Oil on panel: 77.3 x 58.5 cm / 33.4 x 23 in
Signed lower right

Painter of genre scenes and portraits.

Gustave Léonard De Jonghe was born in Kortrijk as the son of the prominent landscape painter Jean-Baptiste De Jonghe. He received his first art lessons from his father. When De Jonghe’s father died when he was only 15 years old, his native city granted him a scholarship and he continued his studies in Brussels at the Académie Royale des Beaux-Arts under François-Joseph Navez and Louis Gallait.

From 1848 onwards De Jonghe participated in the exhibitions of the Brussels Salon. Following the example of Alfred Stevens, he emigrated to Paris and he soon made name as a popular painter of elegant woman and group portraits of the bourgeoisie. He became an exquisite painter of elegant women and family life in the Second Empire.

From 1850 on he began to exhibit at the Parisian Salons. In 1864, the Belgian King Leopold the First honoured him with the Order of Leopold. He travelled incessantly for almost thirty years between Paris and Brussels and finally settled down in Antwerp in 1884. There he died in 1893, at the age of 63.

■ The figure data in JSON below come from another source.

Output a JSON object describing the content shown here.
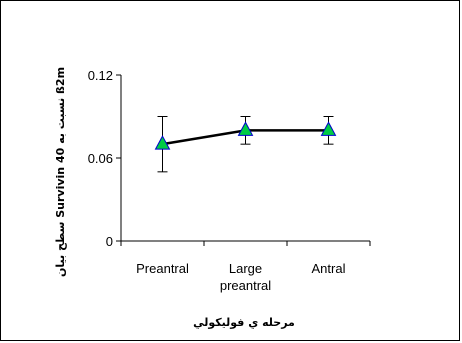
{
  "chart_data": {
    "type": "line",
    "title": "",
    "xlabel": "مرحله ي فوليكولي",
    "ylabel": "سطح بيان Survivin 40 نسبت به ß2m",
    "categories": [
      "Preantral",
      "Large preantral",
      "Antral"
    ],
    "category_lines": [
      [
        "Preantral"
      ],
      [
        "Large",
        "preantral"
      ],
      [
        "Antral"
      ]
    ],
    "series": [
      {
        "values": [
          0.07,
          0.08,
          0.08
        ],
        "error": [
          0.02,
          0.01,
          0.01
        ],
        "marker": "triangle",
        "marker_color": "#00cc44",
        "marker_edge_color": "#0000cc",
        "line_color": "#000000"
      }
    ],
    "ylim": [
      0,
      0.12
    ],
    "yticks": [
      0,
      0.06,
      0.12
    ],
    "ytick_labels": [
      "0",
      "0.06",
      "0.12"
    ],
    "grid": false,
    "legend": "none"
  }
}
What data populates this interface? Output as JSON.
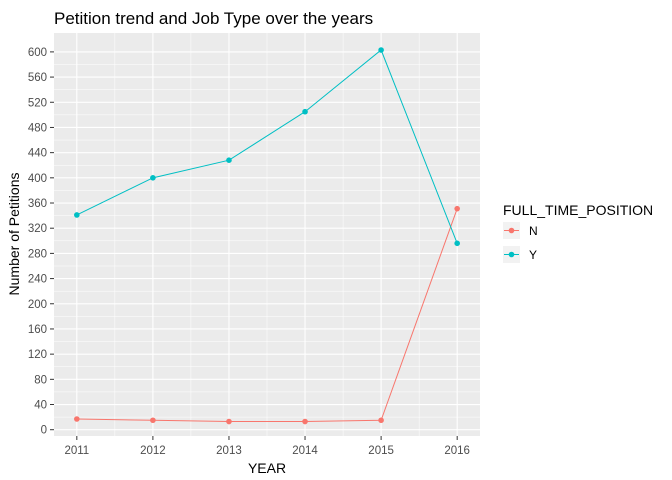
{
  "chart_data": {
    "type": "line",
    "title": "Petition trend and Job Type over the years",
    "xlabel": "YEAR",
    "ylabel": "Number of Petitions",
    "x": [
      2011,
      2012,
      2013,
      2014,
      2015,
      2016
    ],
    "xlim": [
      2010.7,
      2016.3
    ],
    "ylim": [
      -10,
      630
    ],
    "yticks": [
      0,
      40,
      80,
      120,
      160,
      200,
      240,
      280,
      320,
      360,
      400,
      440,
      480,
      520,
      560,
      600
    ],
    "grid": true,
    "legend": {
      "title": "FULL_TIME_POSITION",
      "position": "right"
    },
    "series": [
      {
        "name": "N",
        "color": "#F8766D",
        "values": [
          17,
          15,
          13,
          13,
          15,
          351
        ]
      },
      {
        "name": "Y",
        "color": "#00BFC4",
        "values": [
          341,
          400,
          428,
          505,
          603,
          296
        ]
      }
    ],
    "panel_background": "#EBEBEB",
    "grid_color": "#FFFFFF"
  }
}
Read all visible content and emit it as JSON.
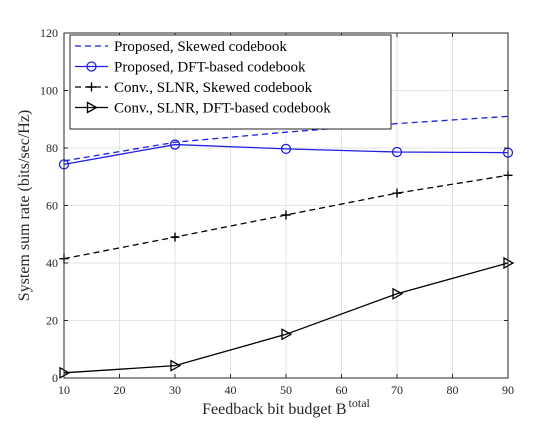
{
  "chart_data": {
    "type": "line",
    "xlabel": "Feedback bit budget B",
    "xlabel_superscript": "total",
    "ylabel": "System sum rate (bits/sec/Hz)",
    "x": [
      10,
      30,
      50,
      70,
      90
    ],
    "xlim": [
      10,
      90
    ],
    "ylim": [
      0,
      120
    ],
    "xticks": [
      10,
      20,
      30,
      40,
      50,
      60,
      70,
      80,
      90
    ],
    "yticks": [
      0,
      20,
      40,
      60,
      80,
      100,
      120
    ],
    "grid": true,
    "legend_position": "top-left",
    "series": [
      {
        "name": "Proposed, Skewed codebook",
        "values": [
          75.5,
          82,
          85.5,
          88.5,
          91
        ],
        "color": "#1f1fe6",
        "line": "dashed",
        "marker": "none"
      },
      {
        "name": "Proposed, DFT-based codebook",
        "values": [
          74.3,
          81.2,
          79.7,
          78.6,
          78.4
        ],
        "color": "#1f1fe6",
        "line": "solid",
        "marker": "circle"
      },
      {
        "name": "Conv., SLNR, Skewed codebook",
        "values": [
          41.5,
          49,
          56.7,
          64.3,
          70.5
        ],
        "color": "#000000",
        "line": "dashed",
        "marker": "plus"
      },
      {
        "name": "Conv., SLNR, DFT-based codebook",
        "values": [
          1.8,
          4.3,
          15.2,
          29.3,
          40
        ],
        "color": "#000000",
        "line": "solid",
        "marker": "triangle-right"
      }
    ]
  }
}
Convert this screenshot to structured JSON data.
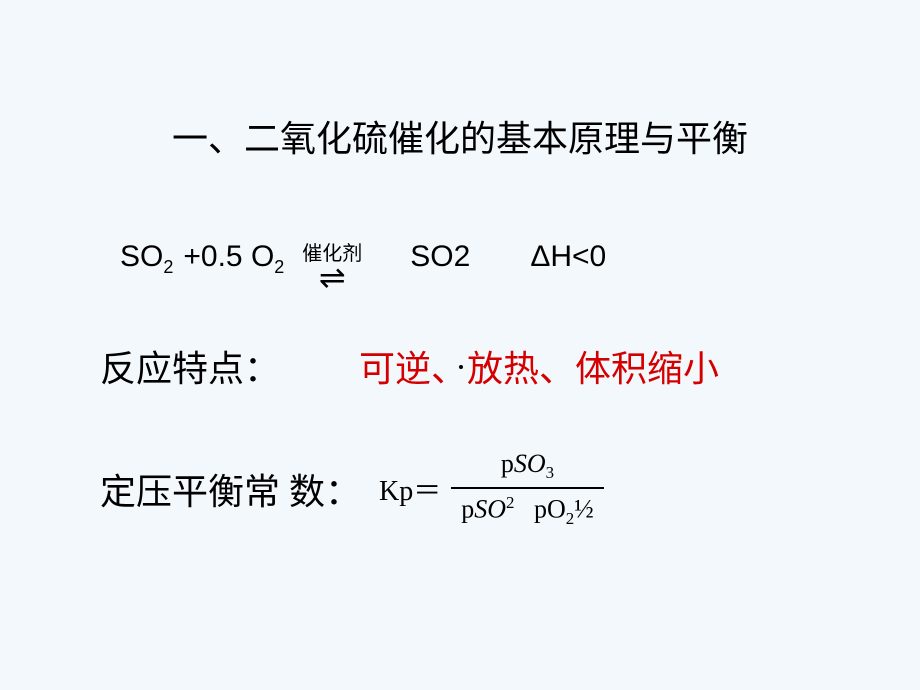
{
  "colors": {
    "background": "#f3f8fc",
    "text": "#000000",
    "highlight": "#d40000"
  },
  "title": "一、二氧化硫催化的基本原理与平衡",
  "equation": {
    "lhs_a": "SO",
    "lhs_a_sub": "2",
    "plus": " +  ",
    "coef": "0.5 O",
    "coef_sub": "2",
    "catalyst_label": "催化剂",
    "equilibrium_symbol": "⇌",
    "rhs": "SO2",
    "dh": "ΔH<0"
  },
  "reaction": {
    "label": "反应特点：",
    "value": "可逆、放热、体积缩小"
  },
  "kp": {
    "label": "定压平衡常 数：",
    "kp_text": "Kp＝",
    "num_p": "p",
    "num_so": "SO",
    "num_sub": "3",
    "den_p1": "p",
    "den_so": "SO",
    "den_so_sup": "2",
    "den_p2": "pO",
    "den_o_sub": "2",
    "den_half": "½"
  }
}
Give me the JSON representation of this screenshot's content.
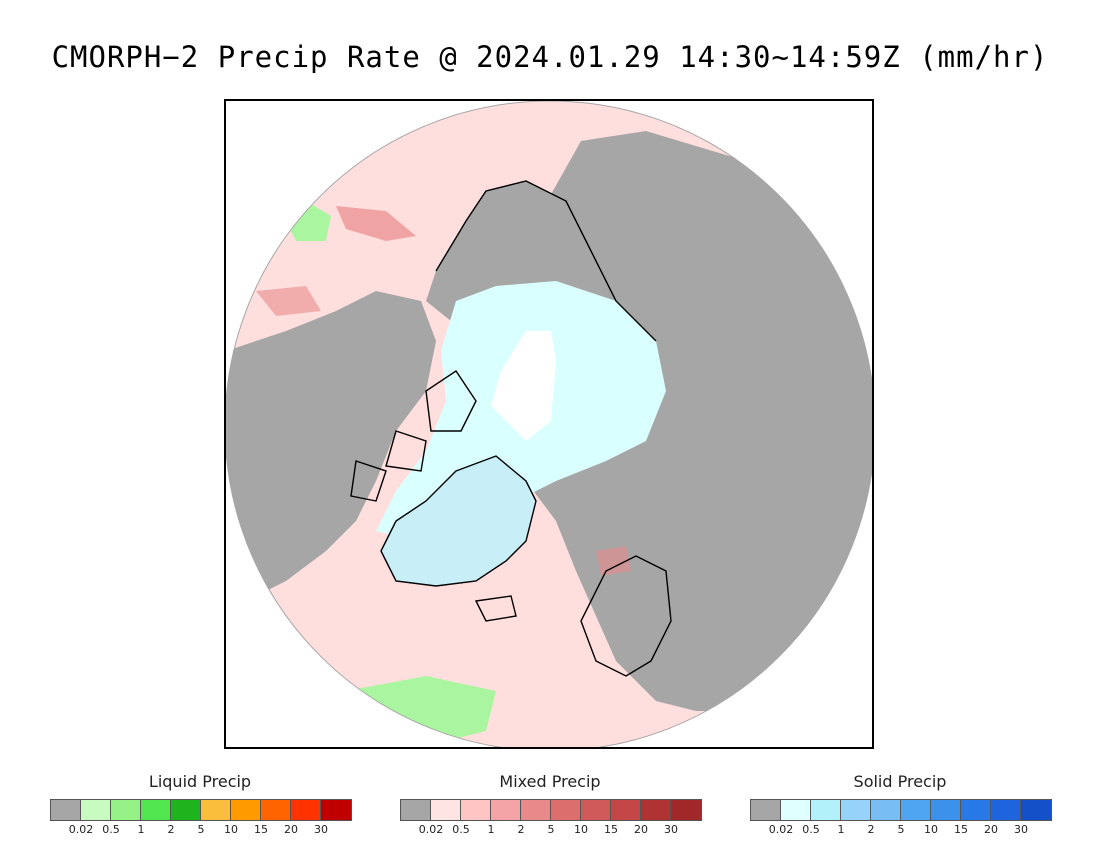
{
  "title": "CMORPH−2 Precip Rate @ 2024.01.29 14:30~14:59Z (mm/hr)",
  "map": {
    "projection": "north-polar-stereographic",
    "colors": {
      "no_precip": "#a6a6a6",
      "ocean_light_precip": "#ffdede",
      "arctic_ice_light_snow": "#daffff",
      "pole_nodata": "#ffffff",
      "greenland_ice": "#c8eef8",
      "liquid_patch": "#aaf5a0",
      "mixed_heavy": "#e88a8a"
    }
  },
  "legends": [
    {
      "title": "Liquid Precip",
      "colors": [
        "#a6a6a6",
        "#c8fbc0",
        "#95f287",
        "#50e650",
        "#1eb41e",
        "#fabd3c",
        "#ff9a00",
        "#ff6400",
        "#ff3200",
        "#c00000"
      ],
      "tick_labels": [
        "0.02",
        "0.5",
        "1",
        "2",
        "5",
        "10",
        "15",
        "20",
        "30"
      ]
    },
    {
      "title": "Mixed Precip",
      "colors": [
        "#a6a6a6",
        "#ffe4e4",
        "#ffc4c4",
        "#f4a4a4",
        "#e88a8a",
        "#dc6e6e",
        "#d05a5a",
        "#c44646",
        "#b03232",
        "#a02828"
      ],
      "tick_labels": [
        "0.02",
        "0.5",
        "1",
        "2",
        "5",
        "10",
        "15",
        "20",
        "30"
      ]
    },
    {
      "title": "Solid Precip",
      "colors": [
        "#a6a6a6",
        "#e0ffff",
        "#b2f0fa",
        "#96d2fa",
        "#78bef5",
        "#50a5f0",
        "#3c91eb",
        "#2878e6",
        "#1e64dc",
        "#1450c8"
      ],
      "tick_labels": [
        "0.02",
        "0.5",
        "1",
        "2",
        "5",
        "10",
        "15",
        "20",
        "30"
      ]
    }
  ]
}
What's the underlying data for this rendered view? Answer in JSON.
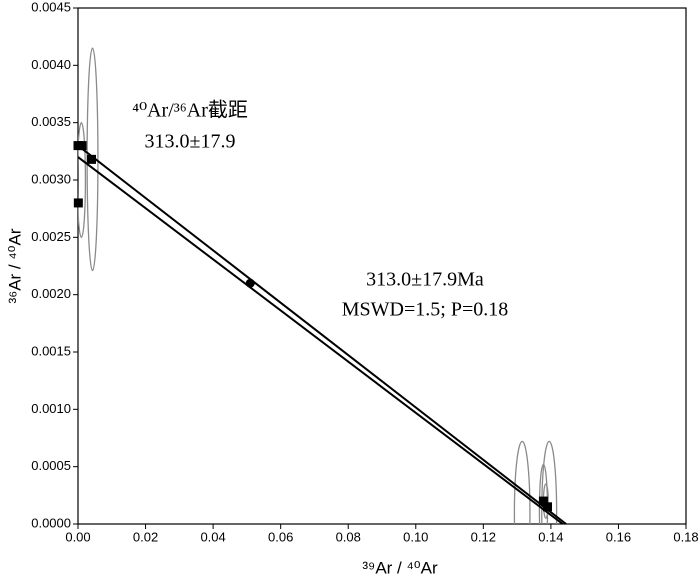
{
  "chart_data": {
    "type": "scatter",
    "xlabel": "³⁹Ar / ⁴⁰Ar",
    "ylabel": "³⁶Ar / ⁴⁰Ar",
    "xlim": [
      0,
      0.18
    ],
    "ylim": [
      0,
      0.0045
    ],
    "xticks": [
      {
        "value": 0,
        "label": "0.00"
      },
      {
        "value": 0.02,
        "label": "0.02"
      },
      {
        "value": 0.04,
        "label": "0.04"
      },
      {
        "value": 0.06,
        "label": "0.06"
      },
      {
        "value": 0.08,
        "label": "0.08"
      },
      {
        "value": 0.1,
        "label": "0.10"
      },
      {
        "value": 0.12,
        "label": "0.12"
      },
      {
        "value": 0.14,
        "label": "0.14"
      },
      {
        "value": 0.16,
        "label": "0.16"
      },
      {
        "value": 0.18,
        "label": "0.18"
      }
    ],
    "yticks": [
      {
        "value": 0,
        "label": "0.0000"
      },
      {
        "value": 0.0005,
        "label": "0.0005"
      },
      {
        "value": 0.001,
        "label": "0.0010"
      },
      {
        "value": 0.0015,
        "label": "0.0015"
      },
      {
        "value": 0.002,
        "label": "0.0020"
      },
      {
        "value": 0.0025,
        "label": "0.0025"
      },
      {
        "value": 0.003,
        "label": "0.0030"
      },
      {
        "value": 0.0035,
        "label": "0.0035"
      },
      {
        "value": 0.004,
        "label": "0.0040"
      },
      {
        "value": 0.0045,
        "label": "0.0045"
      }
    ],
    "series": [
      {
        "marker": "square",
        "color": "#000000",
        "x": [
          0.0,
          0.0012,
          0.004,
          0.0001,
          0.1378,
          0.139
        ],
        "y": [
          0.0033,
          0.0033,
          0.00318,
          0.0028,
          0.0002,
          0.00015
        ]
      },
      {
        "marker": "circle",
        "color": "#000000",
        "x": [
          0.051
        ],
        "y": [
          0.0021
        ]
      }
    ],
    "lines": [
      {
        "color": "#000000",
        "x": [
          0,
          0.1445
        ],
        "y": [
          0.0033,
          0
        ]
      },
      {
        "color": "#000000",
        "x": [
          0,
          0.1435
        ],
        "y": [
          0.0032,
          0
        ]
      }
    ],
    "ellipse_color": "#8a8a8a",
    "ellipses": [
      {
        "cx": 0.0043,
        "cy": 0.00318,
        "rx": 0.0016,
        "ry": 0.00097
      },
      {
        "cx": 0.001,
        "cy": 0.003,
        "rx": 0.0012,
        "ry": 0.0005
      },
      {
        "cx": 0.1315,
        "cy": 0.0001,
        "rx": 0.0023,
        "ry": 0.00062
      },
      {
        "cx": 0.1395,
        "cy": 0.0001,
        "rx": 0.0022,
        "ry": 0.00062
      },
      {
        "cx": 0.1378,
        "cy": 0.00012,
        "rx": 0.0012,
        "ry": 0.0004
      },
      {
        "cx": 0.1385,
        "cy": 0.0002,
        "rx": 0.0007,
        "ry": 0.00015
      }
    ],
    "annotations": [
      "⁴⁰Ar/³⁶Ar截距",
      "313.0±17.9",
      "313.0±17.9Ma",
      "MSWD=1.5; P=0.18"
    ]
  }
}
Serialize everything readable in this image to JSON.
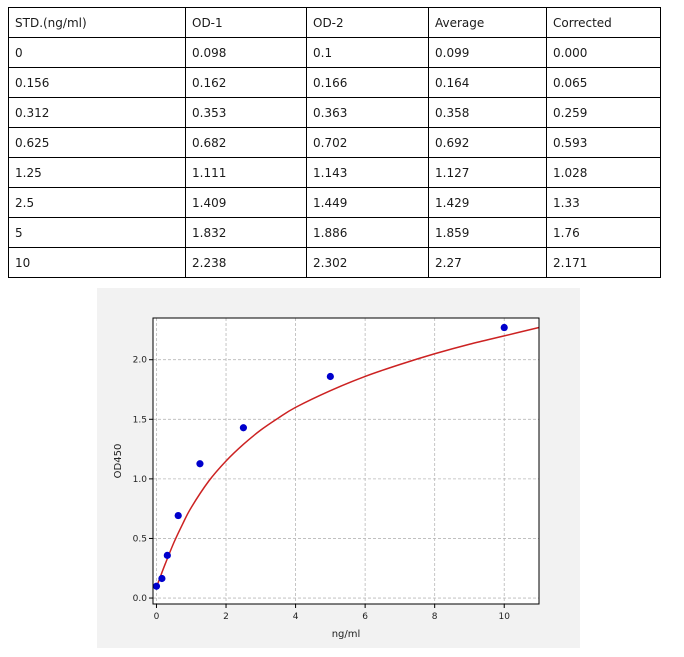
{
  "table": {
    "headers": [
      "STD.(ng/ml)",
      "OD-1",
      "OD-2",
      "Average",
      "Corrected"
    ],
    "rows": [
      [
        "0",
        "0.098",
        "0.1",
        "0.099",
        "0.000"
      ],
      [
        "0.156",
        "0.162",
        "0.166",
        "0.164",
        "0.065"
      ],
      [
        "0.312",
        "0.353",
        "0.363",
        "0.358",
        "0.259"
      ],
      [
        "0.625",
        "0.682",
        "0.702",
        "0.692",
        "0.593"
      ],
      [
        "1.25",
        "1.111",
        "1.143",
        "1.127",
        "1.028"
      ],
      [
        "2.5",
        "1.409",
        "1.449",
        "1.429",
        "1.33"
      ],
      [
        "5",
        "1.832",
        "1.886",
        "1.859",
        "1.76"
      ],
      [
        "10",
        "2.238",
        "2.302",
        "2.27",
        "2.171"
      ]
    ]
  },
  "chart_data": {
    "type": "scatter",
    "title": "",
    "xlabel": "ng/ml",
    "ylabel": "OD450",
    "xlim": [
      -0.1,
      11
    ],
    "ylim": [
      -0.05,
      2.35
    ],
    "xticks": [
      0,
      2,
      4,
      6,
      8,
      10
    ],
    "yticks": [
      0.0,
      0.5,
      1.0,
      1.5,
      2.0
    ],
    "xtick_labels": [
      "0",
      "2",
      "4",
      "6",
      "8",
      "10"
    ],
    "ytick_labels": [
      "0.0",
      "0.5",
      "1.0",
      "1.5",
      "2.0"
    ],
    "grid": true,
    "series": [
      {
        "kind": "points",
        "color": "#0000cc",
        "x": [
          0,
          0.156,
          0.312,
          0.625,
          1.25,
          2.5,
          5,
          10
        ],
        "y": [
          0.099,
          0.164,
          0.358,
          0.692,
          1.127,
          1.429,
          1.859,
          2.27
        ]
      },
      {
        "kind": "fit-curve",
        "color": "#cc2222",
        "x": [
          0,
          0.1,
          0.25,
          0.5,
          0.75,
          1,
          1.5,
          2,
          2.5,
          3,
          3.5,
          4,
          5,
          6,
          7,
          8,
          9,
          10,
          11
        ],
        "y": [
          0.09,
          0.17,
          0.285,
          0.465,
          0.62,
          0.76,
          0.98,
          1.15,
          1.29,
          1.41,
          1.51,
          1.6,
          1.74,
          1.86,
          1.96,
          2.05,
          2.13,
          2.2,
          2.27
        ]
      }
    ]
  }
}
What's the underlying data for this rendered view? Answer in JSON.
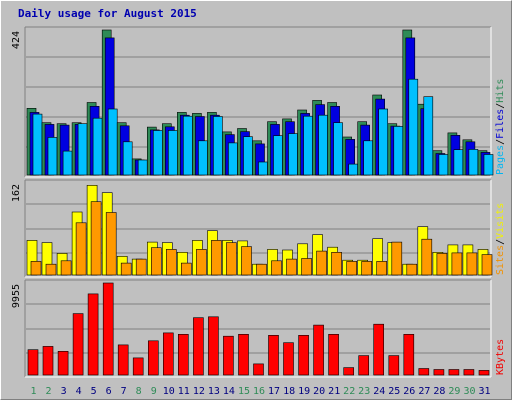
{
  "title": "Daily usage for August 2015",
  "colors": {
    "hits": "#2e8b57",
    "files": "#0000e0",
    "pages": "#00c0ff",
    "visits": "#ffff00",
    "sites": "#ff9900",
    "kbytes": "#ff0000",
    "panel_bg": "#c0c0c0",
    "grid": "#808080",
    "title": "#0000b0"
  },
  "chart_data": [
    {
      "type": "bar",
      "panel": "hits-files-pages",
      "ymax_label": "424",
      "ylim": [
        0,
        424
      ],
      "legend": [
        "Pages",
        "/",
        "Files",
        "/",
        "Hits"
      ],
      "categories": [
        "1",
        "2",
        "3",
        "4",
        "5",
        "6",
        "7",
        "8",
        "9",
        "10",
        "11",
        "12",
        "13",
        "14",
        "15",
        "16",
        "17",
        "18",
        "19",
        "20",
        "21",
        "22",
        "23",
        "24",
        "25",
        "26",
        "27",
        "28",
        "29",
        "30",
        "31"
      ],
      "series": [
        {
          "name": "Hits",
          "values": [
            195,
            153,
            150,
            153,
            212,
            424,
            153,
            47,
            140,
            150,
            183,
            180,
            183,
            126,
            136,
            100,
            156,
            164,
            190,
            218,
            212,
            111,
            156,
            234,
            150,
            424,
            207,
            71,
            123,
            103,
            71
          ]
        },
        {
          "name": "Files",
          "values": [
            183,
            148,
            146,
            148,
            201,
            401,
            144,
            44,
            132,
            141,
            175,
            171,
            175,
            118,
            127,
            91,
            148,
            156,
            180,
            206,
            201,
            104,
            146,
            222,
            143,
            401,
            194,
            63,
            116,
            97,
            66
          ]
        },
        {
          "name": "Pages",
          "values": [
            178,
            110,
            70,
            150,
            166,
            193,
            97,
            44,
            130,
            130,
            172,
            100,
            171,
            94,
            112,
            38,
            115,
            121,
            172,
            175,
            153,
            32,
            100,
            193,
            142,
            280,
            229,
            60,
            74,
            75,
            60
          ]
        }
      ]
    },
    {
      "type": "bar",
      "panel": "visits-sites",
      "ymax_label": "162",
      "ylim": [
        0,
        162
      ],
      "legend": [
        "Sites",
        "/",
        "Visits"
      ],
      "categories": [
        "1",
        "2",
        "3",
        "4",
        "5",
        "6",
        "7",
        "8",
        "9",
        "10",
        "11",
        "12",
        "13",
        "14",
        "15",
        "16",
        "17",
        "18",
        "19",
        "20",
        "21",
        "22",
        "23",
        "24",
        "25",
        "26",
        "27",
        "28",
        "29",
        "30",
        "31"
      ],
      "series": [
        {
          "name": "Visits",
          "values": [
            61,
            57,
            38,
            111,
            158,
            145,
            33,
            28,
            58,
            57,
            40,
            61,
            78,
            61,
            60,
            19,
            45,
            44,
            55,
            71,
            49,
            26,
            26,
            64,
            57,
            19,
            85,
            40,
            53,
            53,
            45
          ]
        },
        {
          "name": "Sites",
          "values": [
            24,
            19,
            25,
            92,
            129,
            110,
            21,
            28,
            48,
            45,
            21,
            45,
            61,
            57,
            50,
            19,
            25,
            28,
            29,
            42,
            40,
            24,
            24,
            24,
            58,
            19,
            63,
            38,
            39,
            39,
            36
          ]
        }
      ]
    },
    {
      "type": "bar",
      "panel": "kbytes",
      "ymax_label": "9955",
      "ylim": [
        0,
        9955
      ],
      "legend": [
        "KBytes"
      ],
      "categories": [
        "1",
        "2",
        "3",
        "4",
        "5",
        "6",
        "7",
        "8",
        "9",
        "10",
        "11",
        "12",
        "13",
        "14",
        "15",
        "16",
        "17",
        "18",
        "19",
        "20",
        "21",
        "22",
        "23",
        "24",
        "25",
        "26",
        "27",
        "28",
        "29",
        "30",
        "31"
      ],
      "series": [
        {
          "name": "KBytes",
          "values": [
            2740,
            3100,
            2560,
            6640,
            8780,
            9955,
            3260,
            1850,
            3700,
            4560,
            4400,
            6200,
            6300,
            4200,
            4400,
            1200,
            4300,
            3500,
            4300,
            5400,
            4400,
            800,
            2100,
            5500,
            2100,
            4400,
            700,
            600,
            600,
            600,
            500
          ]
        }
      ]
    }
  ],
  "x_labels": [
    {
      "text": "1",
      "weekend": true
    },
    {
      "text": "2",
      "weekend": true
    },
    {
      "text": "3",
      "weekend": false
    },
    {
      "text": "4",
      "weekend": false
    },
    {
      "text": "5",
      "weekend": false
    },
    {
      "text": "6",
      "weekend": false
    },
    {
      "text": "7",
      "weekend": false
    },
    {
      "text": "8",
      "weekend": true
    },
    {
      "text": "9",
      "weekend": true
    },
    {
      "text": "10",
      "weekend": false
    },
    {
      "text": "11",
      "weekend": false
    },
    {
      "text": "12",
      "weekend": false
    },
    {
      "text": "13",
      "weekend": false
    },
    {
      "text": "14",
      "weekend": false
    },
    {
      "text": "15",
      "weekend": true
    },
    {
      "text": "16",
      "weekend": true
    },
    {
      "text": "17",
      "weekend": false
    },
    {
      "text": "18",
      "weekend": false
    },
    {
      "text": "19",
      "weekend": false
    },
    {
      "text": "20",
      "weekend": false
    },
    {
      "text": "21",
      "weekend": false
    },
    {
      "text": "22",
      "weekend": true
    },
    {
      "text": "23",
      "weekend": true
    },
    {
      "text": "24",
      "weekend": false
    },
    {
      "text": "25",
      "weekend": false
    },
    {
      "text": "26",
      "weekend": false
    },
    {
      "text": "27",
      "weekend": false
    },
    {
      "text": "28",
      "weekend": false
    },
    {
      "text": "29",
      "weekend": true
    },
    {
      "text": "30",
      "weekend": true
    },
    {
      "text": "31",
      "weekend": false
    }
  ],
  "x_label_colors": {
    "weekday": "#000080",
    "weekend": "#2e8b57"
  }
}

De Jonghe distinguished himself by his virtuoso talent and his reputation from 1863 onwards was undisputed.

Period:
Courtrai 1829 - Antwerp 1893
Belgian School

Exhibitions:
Antwerp - Brussels - Courtrai - Ghent - Ixelles - New York

Literature:
P.& V. Berko, "Dictionary of Belgian painters born between 1750 & 1875", Knokke 1981, p. 177.
P. & V. Berko, "19th Century European Virtuoso Painters", Knokke 2011, p. 428.